One of the linch-pins of Canadian modernism, Louis Dudek was born and raised in Montreal's east end, the progeny of Polish immigrants. After graduating from McGill University in 1940 he worked in both advertising and journalism. Between 1943 and 1951 he lived in New York City, where he pursued graduate studies in journalism and history before switching to literature at Columbia University and eventually teaching English at City College of New York. His acquaintance in that city included Paul Blackburn (translator of the Provencal Troubadours), Cid Corman (editor of the seminal Origin magazine) and novelist Herbert Gold. He also began a correspondence with Ezra Pound.

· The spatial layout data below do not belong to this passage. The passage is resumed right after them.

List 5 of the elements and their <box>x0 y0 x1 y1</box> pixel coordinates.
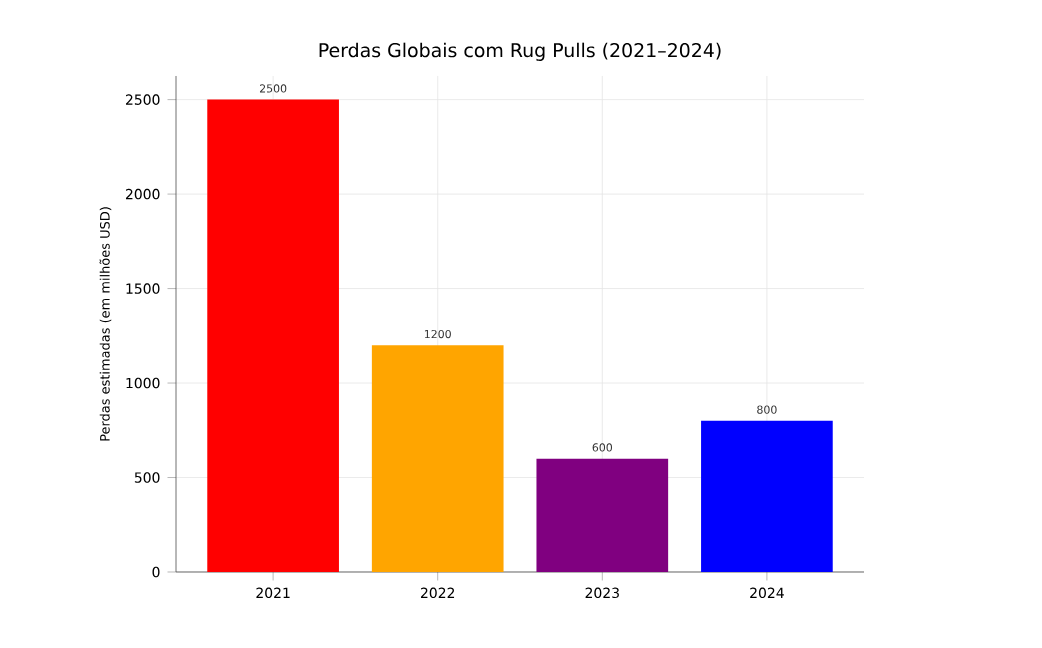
chart-title: Perdas Globais com Rug Pulls (2021–2024) <box>319 42 721 61</box>
bar <box>701 420 833 572</box>
bar <box>207 99 339 572</box>
bar <box>371 345 504 572</box>
bar <box>536 458 669 572</box>
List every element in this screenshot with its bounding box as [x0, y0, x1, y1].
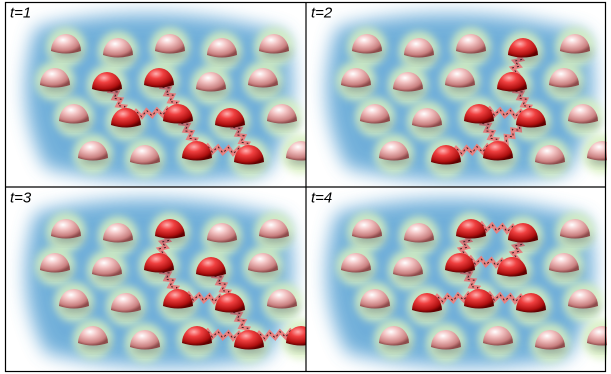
panels: t=1 t=2 t=3 t=4 [10, 4, 611, 366]
panel: t=4 [311, 189, 611, 366]
time-label: t=1 [10, 4, 31, 21]
time-label: t=4 [311, 189, 332, 206]
panel: t=3 [10, 189, 321, 366]
page: t=1t=2t=3t=4 (() => { const data = JSON.… [0, 0, 611, 374]
time-label: t=3 [10, 189, 32, 206]
time-label: t=2 [311, 4, 333, 21]
panel: t=2 [311, 4, 611, 181]
figure: t=1 t=2 t=3 t=4 [0, 0, 611, 374]
panel: t=1 [10, 4, 321, 181]
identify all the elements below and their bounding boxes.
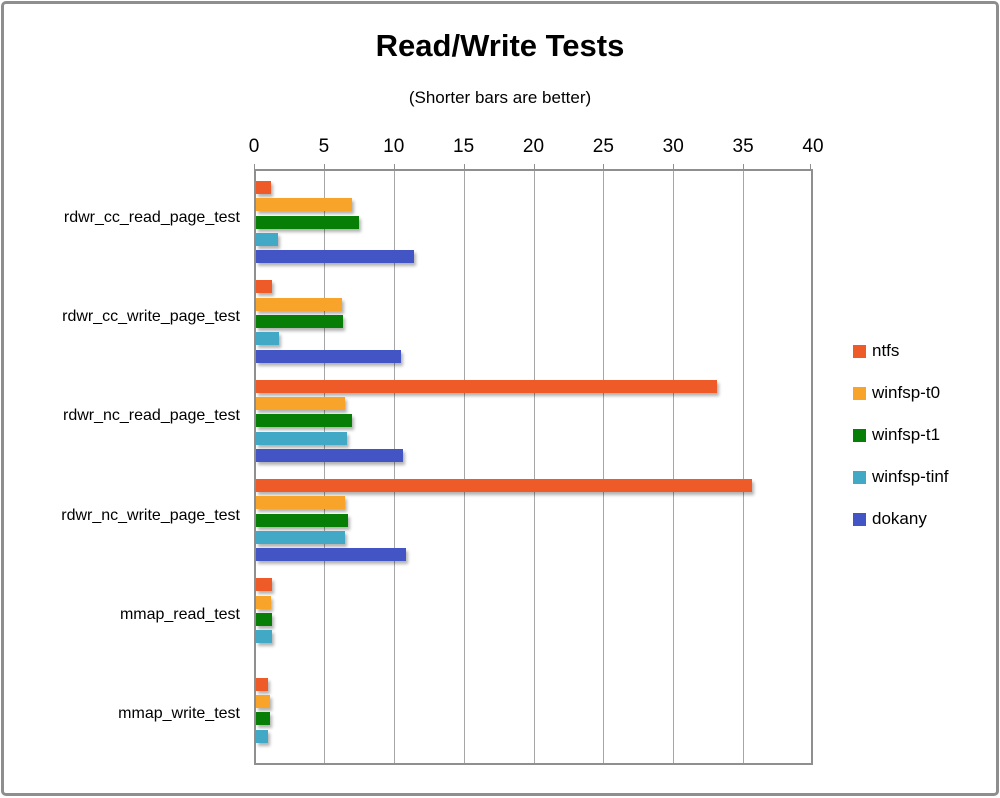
legend-swatch-icon	[853, 512, 866, 526]
bar-winfsp-t0	[256, 694, 270, 708]
bar-dokany	[256, 349, 402, 363]
bar-group-rdwr_cc_read_page_test	[256, 171, 811, 270]
bar-winfsp-tinf	[256, 630, 273, 644]
legend-swatch-icon	[853, 428, 866, 442]
category-label: rdwr_cc_read_page_test	[63, 208, 240, 226]
bar-group-mmap_read_test	[256, 568, 811, 667]
axis-tick-mark	[323, 164, 325, 171]
axis-tick-mark	[393, 164, 395, 171]
bar-winfsp-t0	[256, 496, 346, 510]
gridline	[673, 171, 675, 763]
legend-label: winfsp-t0	[872, 383, 941, 402]
bar-dokany	[256, 448, 403, 462]
bar-group-mmap_write_test	[256, 668, 811, 767]
axis-tick-mark	[603, 164, 605, 171]
gridline	[323, 171, 325, 763]
x-axis-tick-label: 30	[662, 136, 684, 157]
legend-item-ntfs: ntfs	[853, 341, 949, 360]
bar-winfsp-t0	[256, 198, 353, 212]
x-axis-tick-label: 40	[802, 136, 824, 157]
gridline	[603, 171, 605, 763]
bar-dokany	[256, 548, 406, 562]
bar-group-rdwr_nc_write_page_test	[256, 469, 811, 568]
legend-item-winfsp-t0: winfsp-t0	[853, 383, 949, 402]
legend: ntfs winfsp-t0 winfsp-t1 winfsp-tinf dokany	[853, 341, 949, 554]
bar-ntfs	[256, 578, 273, 592]
bar-winfsp-t1	[256, 513, 348, 527]
bar-ntfs	[256, 479, 753, 492]
bar-winfsp-t1	[256, 314, 343, 328]
legend-label: winfsp-tinf	[872, 467, 949, 486]
bar-winfsp-tinf	[256, 431, 347, 445]
axis-tick-mark	[743, 164, 745, 171]
plot-area	[254, 164, 813, 767]
bar-winfsp-tinf	[256, 332, 280, 346]
bar-group-rdwr_cc_write_page_test	[256, 270, 811, 369]
bar-winfsp-t0	[256, 595, 272, 609]
x-axis-tick-label: 25	[592, 136, 614, 157]
legend-swatch-icon	[853, 344, 866, 358]
axis-tick-mark	[254, 164, 255, 171]
x-axis-tick-label: 20	[522, 136, 545, 157]
legend-item-dokany: dokany	[853, 509, 949, 528]
bar-winfsp-t1	[256, 712, 270, 726]
chart-subtitle: (Shorter bars are better)	[408, 88, 592, 107]
bar-winfsp-t0	[256, 297, 342, 311]
x-axis-tick-label: 15	[453, 136, 475, 157]
bar-dokany	[256, 250, 414, 264]
bar-winfsp-tinf	[256, 232, 278, 246]
axis-tick-mark	[673, 164, 675, 171]
category-label: rdwr_cc_write_page_test	[62, 308, 240, 325]
x-axis-tick-label: 10	[383, 136, 405, 157]
x-axis-tick-label: 0	[248, 136, 260, 157]
x-axis-tick-label: 5	[318, 136, 330, 157]
axis-tick-mark	[810, 164, 811, 171]
bar-winfsp-t0	[256, 396, 346, 410]
gridline	[533, 171, 535, 763]
category-label: mmap_write_test	[118, 705, 240, 723]
bar-winfsp-t1	[256, 612, 273, 626]
legend-label: winfsp-t1	[872, 425, 941, 444]
category-label: rdwr_nc_write_page_test	[61, 506, 240, 524]
axis-tick-mark	[463, 164, 465, 171]
bar-ntfs	[256, 677, 268, 691]
x-axis-tick-label: 35	[732, 136, 754, 157]
bar-winfsp-t1	[256, 414, 353, 428]
legend-item-winfsp-t1: winfsp-t1	[853, 425, 949, 444]
gridline	[463, 171, 465, 763]
bar-winfsp-tinf	[256, 729, 268, 743]
bar-ntfs	[256, 181, 271, 194]
legend-swatch-icon	[853, 470, 866, 484]
gridline	[743, 171, 745, 763]
legend-swatch-icon	[853, 386, 866, 400]
legend-label: dokany	[872, 509, 927, 528]
bar-group-rdwr_nc_read_page_test	[256, 370, 811, 469]
chart-title: Read/Write Tests	[375, 28, 625, 63]
category-label: mmap_read_test	[119, 606, 240, 623]
bar-winfsp-tinf	[256, 530, 346, 544]
bar-ntfs	[256, 379, 718, 393]
legend-label: ntfs	[872, 341, 900, 360]
bar-winfsp-t1	[256, 215, 360, 229]
bar-ntfs	[256, 280, 273, 294]
legend-item-winfsp-tinf: winfsp-tinf	[853, 467, 949, 486]
axis-tick-mark	[533, 164, 535, 171]
category-label: rdwr_nc_read_page_test	[62, 407, 240, 425]
gridline	[393, 171, 395, 763]
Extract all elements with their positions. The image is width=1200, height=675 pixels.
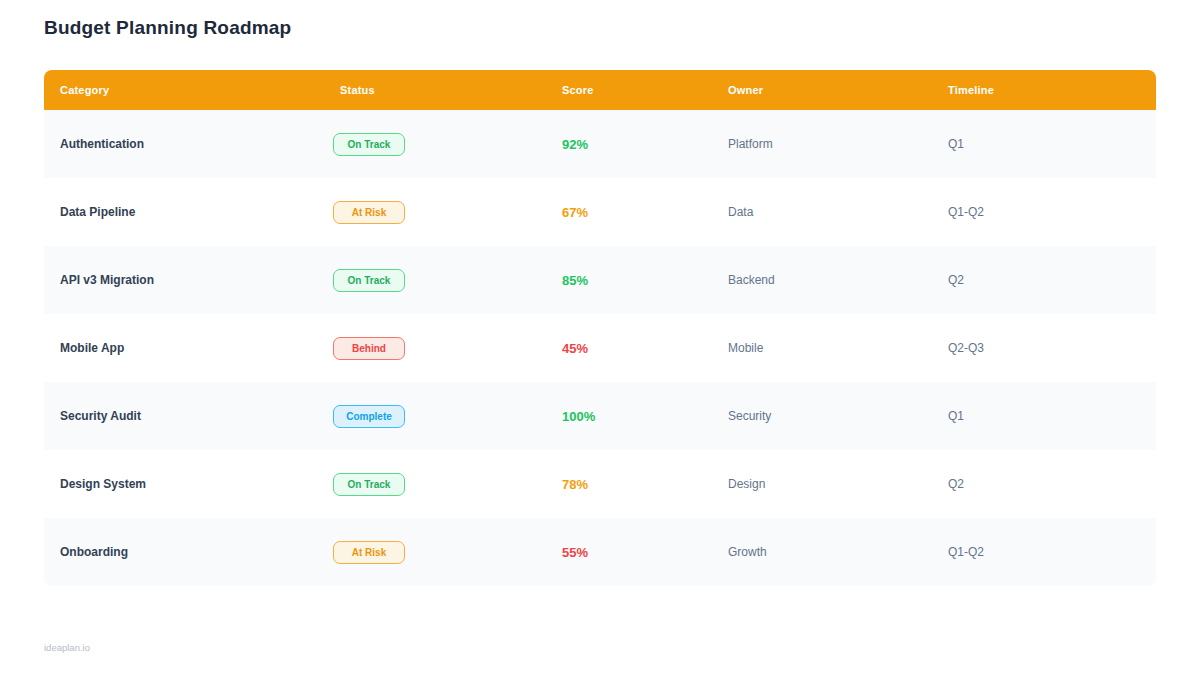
timeline-cell: Q1-Q2 [932,205,1156,219]
category-cell: Security Audit [44,409,324,423]
status-badge: Behind [333,337,405,360]
category-cell: Design System [44,477,324,491]
score-cell: 100% [546,409,712,424]
status-cell: On Track [324,473,546,496]
timeline-cell: Q1 [932,137,1156,151]
column-header-score: Score [546,84,712,96]
status-cell: Behind [324,337,546,360]
owner-cell: Security [712,409,932,423]
owner-cell: Growth [712,545,932,559]
category-cell: Onboarding [44,545,324,559]
timeline-cell: Q1-Q2 [932,545,1156,559]
status-badge: On Track [333,133,405,156]
table-row: Authentication On Track 92% Platform Q1 [44,110,1156,178]
column-header-status: Status [324,84,546,96]
table-row: Design System On Track 78% Design Q2 [44,450,1156,518]
category-cell: Authentication [44,137,324,151]
timeline-cell: Q2 [932,477,1156,491]
footer-watermark: ideaplan.io [44,642,90,653]
score-cell: 55% [546,545,712,560]
status-badge: Complete [333,405,405,428]
owner-cell: Data [712,205,932,219]
status-cell: On Track [324,133,546,156]
column-header-owner: Owner [712,84,932,96]
timeline-cell: Q1 [932,409,1156,423]
status-badge: On Track [333,473,405,496]
category-cell: API v3 Migration [44,273,324,287]
table-row: Onboarding At Risk 55% Growth Q1-Q2 [44,518,1156,586]
owner-cell: Mobile [712,341,932,355]
score-cell: 85% [546,273,712,288]
owner-cell: Design [712,477,932,491]
table-row: API v3 Migration On Track 85% Backend Q2 [44,246,1156,314]
timeline-cell: Q2-Q3 [932,341,1156,355]
page: Budget Planning Roadmap Category Status … [0,0,1200,586]
table-row: Security Audit Complete 100% Security Q1 [44,382,1156,450]
status-cell: Complete [324,405,546,428]
table-header-row: Category Status Score Owner Timeline [44,70,1156,110]
status-cell: On Track [324,269,546,292]
category-cell: Data Pipeline [44,205,324,219]
status-badge: At Risk [333,541,405,564]
owner-cell: Backend [712,273,932,287]
owner-cell: Platform [712,137,932,151]
column-header-timeline: Timeline [932,84,1156,96]
table-row: Data Pipeline At Risk 67% Data Q1-Q2 [44,178,1156,246]
column-header-category: Category [44,84,324,96]
score-cell: 78% [546,477,712,492]
status-badge: At Risk [333,201,405,224]
table-row: Mobile App Behind 45% Mobile Q2-Q3 [44,314,1156,382]
page-title: Budget Planning Roadmap [44,0,1156,40]
status-cell: At Risk [324,541,546,564]
status-badge: On Track [333,269,405,292]
score-cell: 67% [546,205,712,220]
category-cell: Mobile App [44,341,324,355]
score-cell: 92% [546,137,712,152]
score-cell: 45% [546,341,712,356]
status-cell: At Risk [324,201,546,224]
roadmap-table: Category Status Score Owner Timeline Aut… [44,70,1156,586]
timeline-cell: Q2 [932,273,1156,287]
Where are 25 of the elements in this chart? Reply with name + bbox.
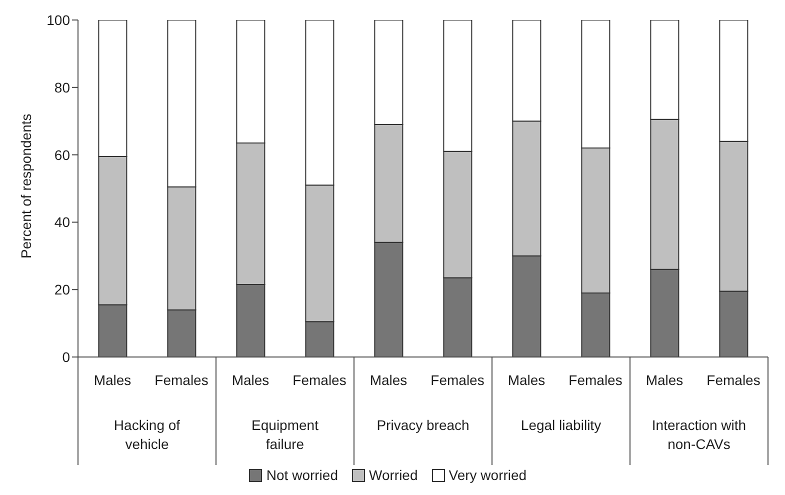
- y-tick-label: 0: [62, 348, 70, 365]
- x-tick-label: Females: [154, 372, 208, 388]
- y-tick-label: 80: [54, 79, 70, 96]
- x-tick-label: Females: [568, 372, 622, 388]
- x-tick-label: Males: [370, 372, 408, 388]
- x-tick-label: Males: [232, 372, 270, 388]
- legend-label: Very worried: [448, 467, 527, 483]
- text: Interaction with non-CAVs: [652, 417, 746, 452]
- y-tick-label: 60: [54, 146, 70, 163]
- x-tick-label: Males: [94, 372, 132, 388]
- text: Privacy breach: [376, 417, 470, 433]
- x-tick-label: Females: [706, 372, 760, 388]
- x-tick-label: Females: [292, 372, 346, 388]
- y-tick-label: 20: [54, 282, 70, 298]
- y-axis-title: Percent of respondents: [18, 114, 34, 258]
- x-tick-label: Females: [430, 372, 484, 388]
- y-tick-label: 100: [46, 12, 70, 28]
- text: Legal liability: [520, 417, 602, 433]
- text: Hacking of vehicle: [114, 417, 180, 452]
- legend-label: Worried: [369, 467, 418, 483]
- x-tick-label: Males: [508, 372, 546, 388]
- legend-label: Not worried: [266, 467, 338, 483]
- x-tick-label: Males: [646, 372, 684, 388]
- text: Equipment failure: [252, 417, 319, 452]
- y-tick-label: 40: [54, 214, 70, 230]
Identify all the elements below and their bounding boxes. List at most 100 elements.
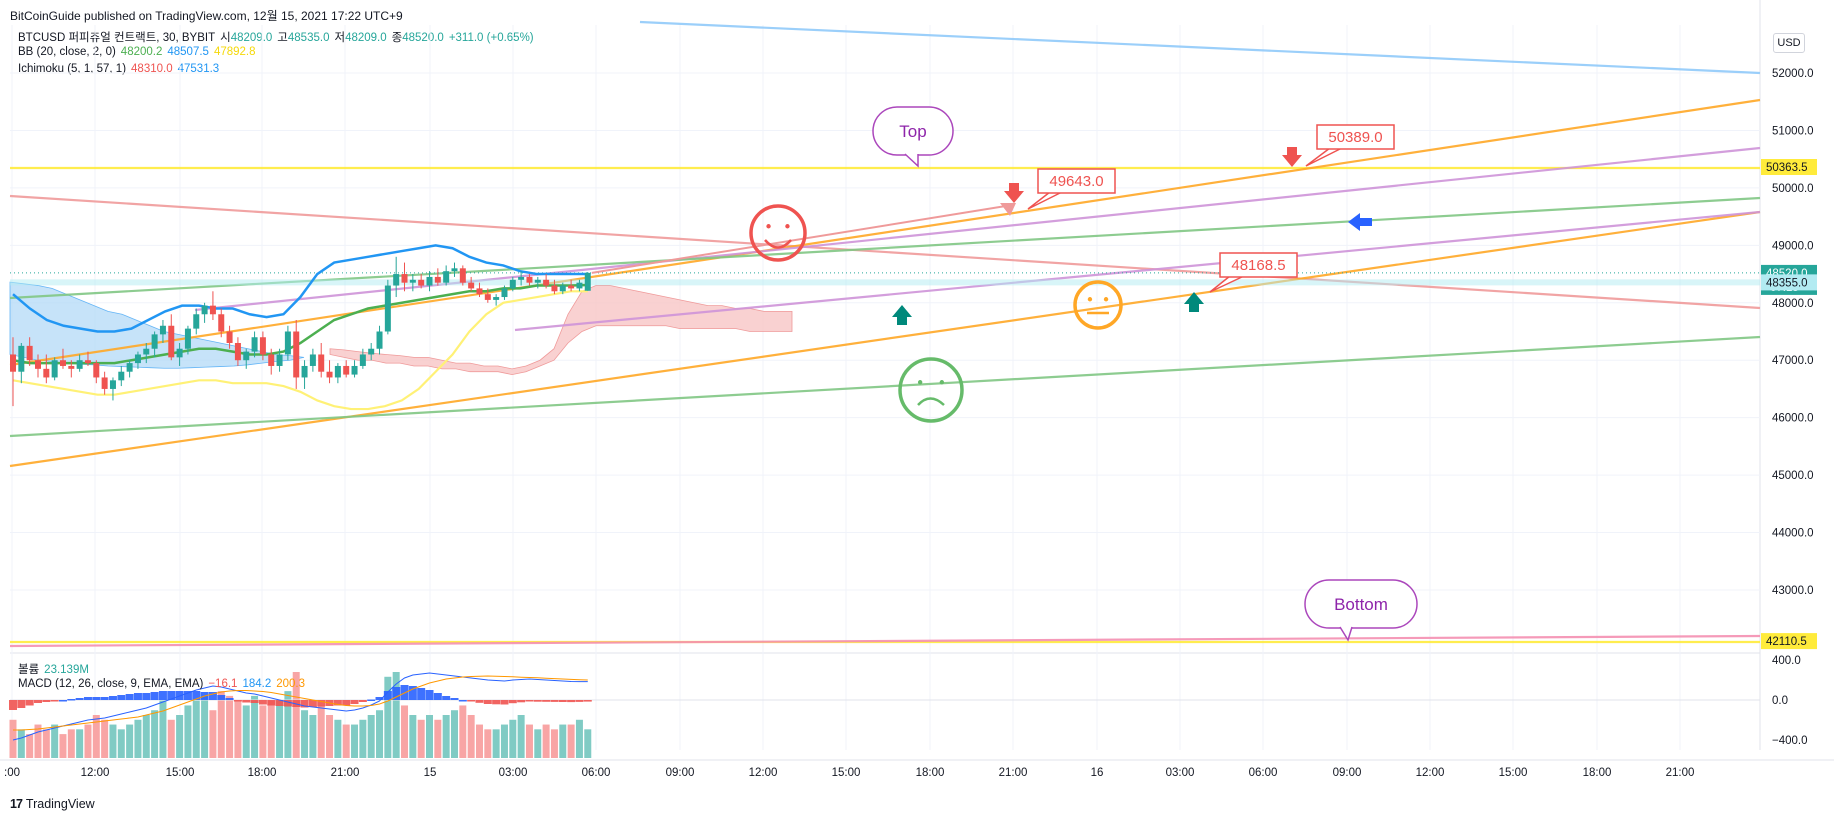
currency-button[interactable]: USD <box>1773 33 1805 53</box>
orange-channel-lower <box>9 210 1761 468</box>
candle <box>276 354 283 366</box>
macd-hist-bar <box>9 700 17 710</box>
macd-hist-bar <box>567 700 576 703</box>
volume-bar <box>550 729 558 758</box>
macd-hist-bar <box>83 697 92 700</box>
macd-hist-bar <box>558 700 567 702</box>
macd-axis-label: 0.0 <box>1772 695 1788 707</box>
price-badge: 48355.0 <box>1761 274 1817 291</box>
red-trendline <box>9 194 1761 310</box>
volume-bar <box>376 710 384 758</box>
volume-bar <box>34 724 42 758</box>
candle <box>84 360 91 364</box>
candle <box>326 371 333 378</box>
volume-bar <box>134 719 142 758</box>
volume-bar <box>209 710 217 758</box>
macd-hist-bar <box>108 696 117 700</box>
candle <box>384 285 391 332</box>
price-label-50389: 50389.0 <box>1305 124 1395 167</box>
macd-hist-bar <box>300 700 309 708</box>
bb-legend: BB (20, close, 2, 0) 48200.2 48507.5 47892.… <box>18 46 261 58</box>
volume-bar <box>384 676 392 758</box>
candle <box>509 279 516 289</box>
volume-bar <box>334 719 342 758</box>
volume-bar <box>326 715 334 758</box>
sad-face-icon <box>898 357 964 423</box>
candle <box>159 325 166 335</box>
volume-bar <box>126 724 134 758</box>
candle <box>409 279 416 283</box>
tradingview-logo[interactable]: 17 TradingView <box>10 797 95 811</box>
candle <box>343 365 350 375</box>
projection-arrow-head <box>1000 203 1016 216</box>
volume-bar <box>500 724 508 758</box>
macd-hist-bar <box>258 700 267 705</box>
time-tick-label: 18:00 <box>916 767 945 779</box>
volume-bar <box>92 715 100 758</box>
candle <box>301 365 308 378</box>
candle <box>243 351 250 361</box>
macd-hist-bar <box>425 690 434 700</box>
volume-bar <box>284 691 292 758</box>
candle <box>368 348 375 355</box>
volume-bar <box>301 710 309 758</box>
volume-bar <box>151 710 159 758</box>
macd-hist-bar <box>333 700 342 706</box>
candle <box>434 276 441 283</box>
macd-hist-bar <box>408 686 417 700</box>
candle <box>151 334 158 349</box>
time-tick-label: 15:00 <box>166 767 195 779</box>
price-tick-label: 49000.0 <box>1772 240 1814 252</box>
macd-axis-label: −400.0 <box>1772 735 1808 747</box>
top-callout: Top <box>872 106 954 168</box>
candle <box>334 365 341 378</box>
macd-hist-bar <box>533 700 542 702</box>
macd-hist-bar <box>233 700 242 702</box>
ichimoku-v2: 47531.3 <box>177 63 220 75</box>
green-trendline-lower <box>9 335 1761 438</box>
price-tick-label: 47000.0 <box>1772 355 1814 367</box>
high-value: 48535.0 <box>287 32 330 44</box>
macd-hist-bar <box>308 700 317 707</box>
macd-hist-bar <box>167 691 176 700</box>
time-tick-label: 12:00 <box>81 767 110 779</box>
macd-hist-bar <box>225 698 234 700</box>
time-tick-label: :00 <box>4 767 20 779</box>
buy-arrow-icon <box>892 305 912 325</box>
volume-bar <box>101 719 109 758</box>
volume-bar <box>159 700 167 758</box>
macd-hist-bar <box>375 697 384 700</box>
ichimoku-legend: Ichimoku (5, 1, 57, 1) 48310.0 47531.3 <box>18 63 224 75</box>
symbol-name: BTCUSD 퍼피츄얼 컨트랙트, 30, BYBIT <box>18 32 216 44</box>
volume-bar <box>534 729 542 758</box>
volume-bar <box>42 729 50 758</box>
macd-hist-bar <box>50 700 59 702</box>
candle <box>493 297 500 300</box>
macd-hist-bar <box>383 691 392 700</box>
candle <box>551 285 558 292</box>
low-label: 저 <box>334 32 346 44</box>
price-tick-label: 50000.0 <box>1772 183 1814 195</box>
macd-hist-bar <box>17 700 26 708</box>
volume-bar <box>401 705 409 758</box>
candle <box>268 354 275 366</box>
time-tick-label: 12:00 <box>1416 767 1445 779</box>
macd-hist-bar <box>317 700 326 707</box>
macd-hist-bar <box>417 688 426 700</box>
macd-value: 184.2 <box>242 678 272 690</box>
macd-hist-bar <box>283 700 292 707</box>
macd-hist-bar <box>92 697 101 700</box>
svg-text:49643.0: 49643.0 <box>1049 173 1103 190</box>
macd-hist-bar <box>217 695 226 700</box>
svg-text:Top: Top <box>899 122 926 141</box>
svg-text:48168.5: 48168.5 <box>1231 257 1285 274</box>
candle <box>143 348 150 355</box>
candle <box>559 285 566 292</box>
volume-bar <box>59 734 67 758</box>
macd-hist-bar <box>450 698 459 700</box>
volume-bar <box>251 695 259 758</box>
volume-bar <box>76 729 84 758</box>
candle <box>284 331 291 355</box>
candle <box>193 314 200 329</box>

      Before moving to New York he associated with Irving Layton and John Sutherland at First Statement as a contributing editor to the periodical and a consultant to the book publisher. Under the influence of Pound and Corman he was instrumental in encouraging younger Canadian writers to seize the means of production in publishing and, by example, setting the stage for the small press movement of the 1960s and 70s. As a founder of Contact Press in 1952 he contributed to a decade and a half of concerted literary publishing without commercial compromise. As an editor/publisher of Delta Canada, he underlined his commitment to the local in his promotion of the younger writers emerging in Montreal and elsewhere in Canada.

      Dudek's poetry collections include East of the city (1946), Twenty-four poems (1952), The searching image (1952), Europe (1955), The transparent sea (1956), En Mexico (1958), Laughing stalks (1958), Atlantis (1967), Cross-section (1980) and Continuation (1981).